Philippians 4:5-6: ”The Lord is at hand; [therefore] do not be anxious about anything, but in everything by prayer and supplication with thanksgiving let your requests be made known to God.”

  • The truth: “The Lord is at hand”
  • What is prohibited as a result: “do not be anxious about anything”
  • The alternative that is prescribed as a result: “in everything by prayer and supplication with thanksgiving let your requests be made known to God [i.e., the Lord who is near to hear and to help].”

2. Anxiety is worth it because God does not care for me and I need to get myself out of this humiliating stage of life.

1 Peter 5:6-7: Humble yourselves, therefore, under the mighty hand of God so that at the proper time he may exalt you, casting all your anxieties on him, because he cares for you.

  • The truth: God cares for me.
  • The command: I am to humble myself.
  • How? By casting all of my anxieties on him.
  • A corollary: Carrying rather than casting my anxieties is an expression of pride.

3. Anxiety is worth it because if my problems aren’t solved I could die.

Matthew 6:25: “Do not be anxious about your life, what you will eat or what you will drink, nor about your body, what you will put on. Is not life more than food, and the body more than clothing?”

  • You still have eternal life even if you have no food
  • You will still have a resurrection body even if you are physically deprived.
  • Even if your struggle ends in death you will not have lost the most important things; therefore, don’t spend your time being anxious about lesser things.

4. Anxiety is worth it because I have no practical evidence in the world that God values me or will take care of me. 

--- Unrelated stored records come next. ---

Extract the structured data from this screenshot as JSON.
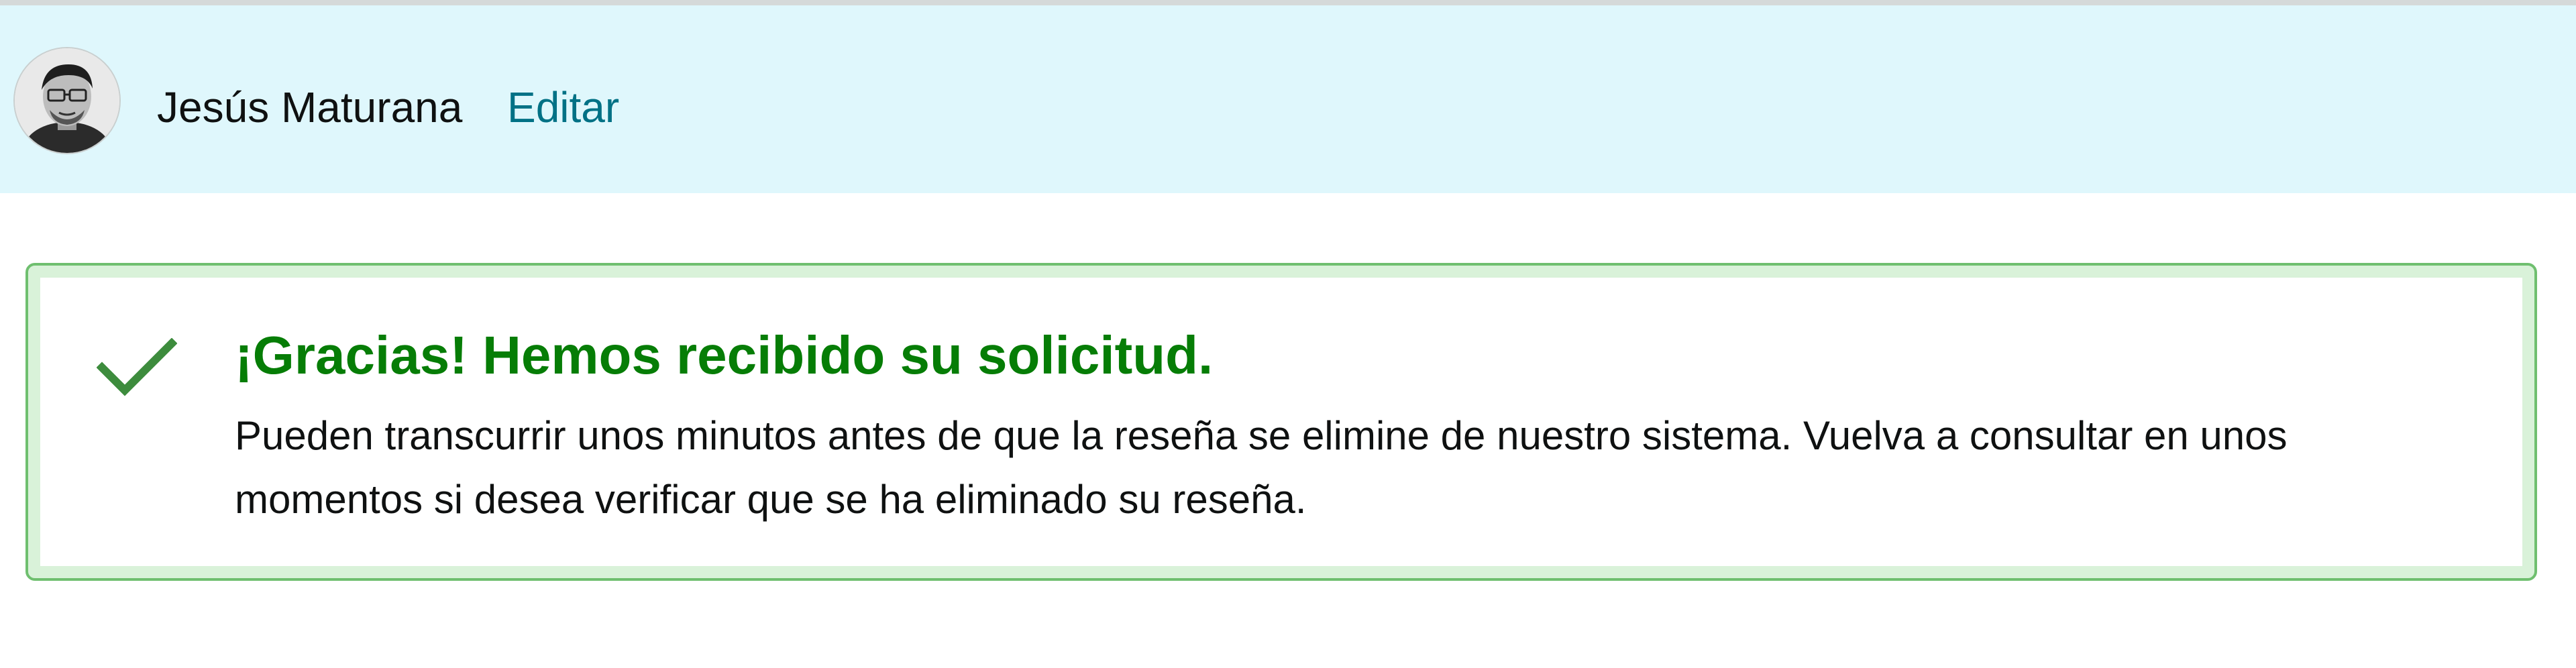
{
  "header": {
    "user_name": "Jesús Maturana",
    "edit_label": "Editar",
    "avatar_icon": "user-avatar-icon",
    "background_color": "#dff7fc",
    "link_color": "#007185"
  },
  "alert": {
    "status": "success",
    "icon": "checkmark-icon",
    "title": "¡Gracias! Hemos recibido su solicitud.",
    "message": "Pueden transcurrir unos minutos antes de que la reseña se elimine de nuestro sistema. Vuelva a consultar en unos momentos si desea verificar que se ha eliminado su reseña.",
    "accent_color": "#067d06",
    "border_color": "#6fbf6f"
  }
}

Matthew 6:26, 28-30: “Look at the birds of the air: they neither sow nor reap nor gather into barns, and yet your heavenly Father feeds them. Are you not of more value than they? . . . And why are you anxious about clothing? Consider the lilies of the field, how they grow: they neither toil nor spin, yet I tell you, even Solomon in all his glory was not arrayed like one of these. But if God so clothes the grass of the field, which today is alive and tomorrow is thrown into the oven, will he not much more clothe you, O you of little faith?”

  • God values the birds and the grass, which he richly provides for and adorns.
  • God values me much more than the birds and the grass.
  • Therefore, as an argument from the lesser to the greater, obviously he will be even more invested in providing for all of my needs.

5. Anxiety is worth it because of how much it helps my life.

Matthew 6:27: ”Which of you by being anxious can add a single hour to his span of life?” [Answer: no one.]

  • The truth: Anxiety can’t add a single hour to my life.
  • Presupposition: I shouldn’t spend my time on pointless activities that have no benefits.
  • Result: I shouldn’t be anxious.

6. Anxiety is worth it because no one else is going to look out for my needs.

Matthew 6:31, 33: “Therefore do not be anxious, saying, ‘What shall we eat?’ or ‘What shall we drink?’ or ‘What shall we wear?’ For . . . your heavenly Father knows that you need them all. But seek first the kingdom of God and his righteousness, and all these things will be added to you.”

  • The truth: God knows I have needs for food, drink, clothing
  • The implication: When God knows a need and he loves the needy he is glad to be the supplier of the need.
  • The result: My focus can be on God’s kingdom and God’s righteousness, knowing that my needs will be taken care of.

7. Anxiety is worth it; after all, everyone does it and it seems to work for them.

Matthew 6:31-32: “Do not be anxious, saying, ‘What shall we eat?’ or ‘What shall we drink?’ or ‘What shall we wear?’ For the Gentiles seek after all these things. . . .”

  • The truth: Unbelievers are anxious about how their needs are going to be met.
  • Presupposition: Christians are not to act like unbelievers.
  • Result: We should not be anxious like the world is anxious.

8. Anxiety is worth it because so many troubles are coming to me in the future if I don’t worry about them now.

Matthew 6:34: “Do not be anxious about tomorrow, for tomorrow will be anxious for itself. Sufficient for the day is its own trouble.”

  • Tomorrow is going to do just fine without your help, but thanks anyway.